Ja właśnie muruję takie ogrodzenie (a budowlańcem nie jestem). U mnie to wygląda tak:
a) słupki na 1,5 cegły 
b) przerwa/fuga między cegłami 9-11mm (cegły klinkierowe nie są idealnie równe)
c) fundament pod słupek - 35 cm szeroki (ja u siebie mam fundament na całej długości płotu-25m bo muruje także 5 warstw murka "pod" przęsłem), wykonany z cementu, na to hydroizolacja (papa, masy bitumiczne, etc.)
d) zbrojenie w słupek- 1 pręt fi12 zatopiony już w fundamencie
e) ważna rzecz zaprawa do murowania - ja używam takiej z zawartością trasu
f) wypełnienie słupka robię też tą samą zaprawą
g) najważniejsze......nie spieszyć się i co chwilę używać poziomicy, dobrze "wypoziomowac" fundament (żeby słupki były na podobnej wysokości) i ponownie nie spieszyć się, nie spieszyć, powoli, bez pośpiechu
e) do zachowania odległości między cegłami są specjalne krzyżyki, albo (ja to preferuję) listwy dystansowe do klinkieru - koszt ok 4zł za listwę (używam ok 15sztuk)
f)  wypełnić słupek zaprawą trzeba żeby nie zbierała się woda i w zimie nie rozsadziło słupka.
g) co do tego jakie słupki (1 czy 1,5 cegły) - zależy od tego co Tobie się podoba oraz jakie obciążenie-bramę będziesz miał. Ja mam na 1,5 cegły w dodatku z zaokrąglonymi rogami, a na słupki przy bramie 2 razy szerzej.

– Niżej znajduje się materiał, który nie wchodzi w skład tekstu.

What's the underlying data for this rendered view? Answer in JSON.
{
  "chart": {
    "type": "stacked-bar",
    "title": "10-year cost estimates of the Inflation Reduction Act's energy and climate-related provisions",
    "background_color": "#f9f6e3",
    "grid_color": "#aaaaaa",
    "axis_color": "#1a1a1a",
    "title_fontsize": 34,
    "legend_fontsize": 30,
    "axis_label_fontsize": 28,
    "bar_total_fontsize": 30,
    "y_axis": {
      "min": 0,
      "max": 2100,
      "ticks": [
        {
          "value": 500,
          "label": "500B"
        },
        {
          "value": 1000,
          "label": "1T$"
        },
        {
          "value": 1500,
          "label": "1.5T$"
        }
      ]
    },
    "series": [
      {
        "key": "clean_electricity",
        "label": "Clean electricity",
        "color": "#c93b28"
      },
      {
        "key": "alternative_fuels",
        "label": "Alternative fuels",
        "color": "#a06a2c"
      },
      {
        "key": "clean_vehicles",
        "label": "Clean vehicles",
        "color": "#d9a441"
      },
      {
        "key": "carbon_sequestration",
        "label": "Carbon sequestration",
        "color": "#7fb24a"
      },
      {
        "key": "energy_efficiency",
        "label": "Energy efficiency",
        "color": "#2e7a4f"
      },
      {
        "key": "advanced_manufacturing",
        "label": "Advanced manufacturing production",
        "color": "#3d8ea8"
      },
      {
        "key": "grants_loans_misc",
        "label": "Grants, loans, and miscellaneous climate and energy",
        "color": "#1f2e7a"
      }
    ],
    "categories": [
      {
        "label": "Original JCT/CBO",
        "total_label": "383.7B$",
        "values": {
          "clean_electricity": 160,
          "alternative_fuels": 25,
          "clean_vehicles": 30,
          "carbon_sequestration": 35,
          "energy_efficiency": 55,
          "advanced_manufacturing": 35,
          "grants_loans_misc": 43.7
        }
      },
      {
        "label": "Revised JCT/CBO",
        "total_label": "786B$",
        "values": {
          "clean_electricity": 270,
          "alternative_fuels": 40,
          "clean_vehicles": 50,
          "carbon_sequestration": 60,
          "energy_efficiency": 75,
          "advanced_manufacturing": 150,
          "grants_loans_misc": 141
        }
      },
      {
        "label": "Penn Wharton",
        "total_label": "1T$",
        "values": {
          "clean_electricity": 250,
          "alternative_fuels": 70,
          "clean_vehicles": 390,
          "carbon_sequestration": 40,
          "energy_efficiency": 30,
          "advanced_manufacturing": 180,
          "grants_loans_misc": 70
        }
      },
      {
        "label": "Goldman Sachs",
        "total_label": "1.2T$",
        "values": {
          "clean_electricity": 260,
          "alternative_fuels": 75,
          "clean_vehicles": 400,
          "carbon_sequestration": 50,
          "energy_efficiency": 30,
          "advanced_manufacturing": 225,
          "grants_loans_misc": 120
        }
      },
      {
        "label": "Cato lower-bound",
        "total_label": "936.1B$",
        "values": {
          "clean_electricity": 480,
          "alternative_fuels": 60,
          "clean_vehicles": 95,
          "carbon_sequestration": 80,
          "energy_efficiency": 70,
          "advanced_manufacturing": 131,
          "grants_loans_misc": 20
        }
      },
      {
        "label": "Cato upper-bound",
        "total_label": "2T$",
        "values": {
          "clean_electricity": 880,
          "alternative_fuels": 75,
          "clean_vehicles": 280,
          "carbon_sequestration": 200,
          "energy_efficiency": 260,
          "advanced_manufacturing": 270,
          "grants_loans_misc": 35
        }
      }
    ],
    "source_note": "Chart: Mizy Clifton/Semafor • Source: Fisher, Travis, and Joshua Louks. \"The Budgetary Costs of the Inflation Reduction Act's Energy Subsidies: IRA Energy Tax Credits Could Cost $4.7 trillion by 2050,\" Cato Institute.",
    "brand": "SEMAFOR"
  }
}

Muruję pierwszy raz (nigdy w życiu nie pracowałem z cegłami) i żona mówi, że nawet prosto mi wychodzi.

----------


## Zonzi

Mi wlasnie panowie koncza ogrodzenie. Slupek na 1.5 cegly ma 38 x 38 i taki mniej wiecej fundamencik musisz zrobic. Wazne jest wyznaczenie na poczatku wszystkich roznic wysokosci wzdluz ogrodzenia zeby wyrownac fundamentem nad ziemia. Zbrojenie 4 x 8 

Nie odcinali slupkow przeciwwilgociowo. Klinkier Wienerbergera taki sobie jest. Kolorowany oszczednosciowo tylko z 2 stron i nie wszystkie cegly dojechaly w nienaruszonym stanie. Raczej drugi raz bym nie kupil ale zostaly mi cegly z komina. Zaprawa do murowania klinkieru z trasem pod kolor fugi. 

Panowie mieli pociete listewki metalowe dzieki czemu murowanie szybko szlo. Jak zaprawa zwiazala to wyciagali listewki i szpachelka do fugowania wyrownywali spoiny.  Na koniec srodek zalali betonem. Zaprawa do klinkieru tez mozna ale to troche bez sensu bo drozej wychodzi. 

powodzenia

----------